Say Goodbye to Infrared Touchscreens on E Ink eBook Readers
I’ve been keeping an eye on things over on E Ink’s website for anything new ever since they stated in a recent interview that they would be releasing a new generation of ebook reader screens soon that are capable of going up to 100 page turns without needing to do a full page refresh, just partial refresh.
While I haven’t seen anything new about that yet, I did notice something that suggests ebook readers could be transitioning from using infrared touchscreens to capacitive touchscreens. In fact Amazon has already done just that. The Kindle Touch was the only E Ink Kindle to ever use an infrared touchscreen; with the Paperwhite Amazon switched over to a capacitive screen.
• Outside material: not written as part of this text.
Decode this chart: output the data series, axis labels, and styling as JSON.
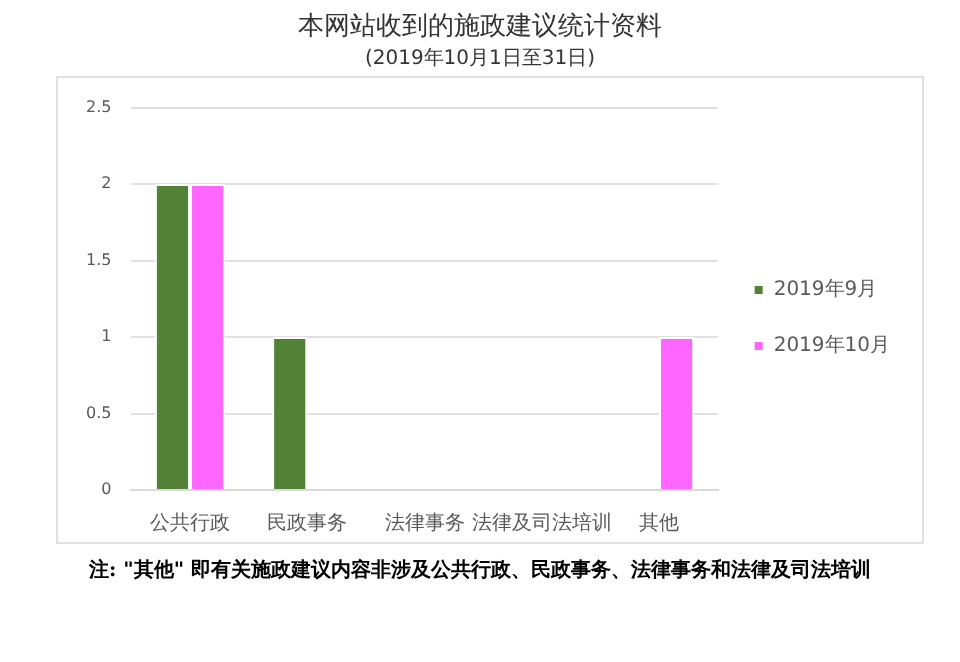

That change may be coming to other brands of ebook readers too. Over on E Ink’s website they have a list of all the screen types available for ereaders using Pearl display modules. What’s interesting is that none of the screens listed suggest infrared touchscreens as an option. But capacitive is listed as a built-in option, meaning E Ink ships them with the capacitive layer already applied.
E Ink didn’t used to have that option in the past. Their website states that “Capacitive touch technology utilizes finger swipes, and is placed on top of the display module. E Ink’s touch solutions will not affect the reflectivity of the display.”
This isn’t anything new; E Ink has had that listed on their website all year. But no new major ebook readers have been released yet this year except the Kobo Aura HD, and it has a special screen size that’s not even listed as an option at E Ink, so it’s more of an anomaly.
I have a feeling that this year’s ebook readers will feature capacitive screens instead of infrared. The leaked images of the new Sony PRS-T3 and new Kobo eReader appear to have a screen that is less recessed than earlier models. There is a picture of the new Kobo from an extreme angle (shown above) of the front and the material looks very thin. With infrared touchscreens there needs to be enough space to add the infrared sensors, and it certainly doesn’t appear to have that on the new Kobo.
From a usability standpoint, it doesn’t really make much difference so the transition shouldn’t be a big deal. The Kindle Paperwhite’s capacitive touchscreen works well and doesn’t appear to have a negative impact on screen clarity like the old capacitive screens Sony used to use that were highly reflective.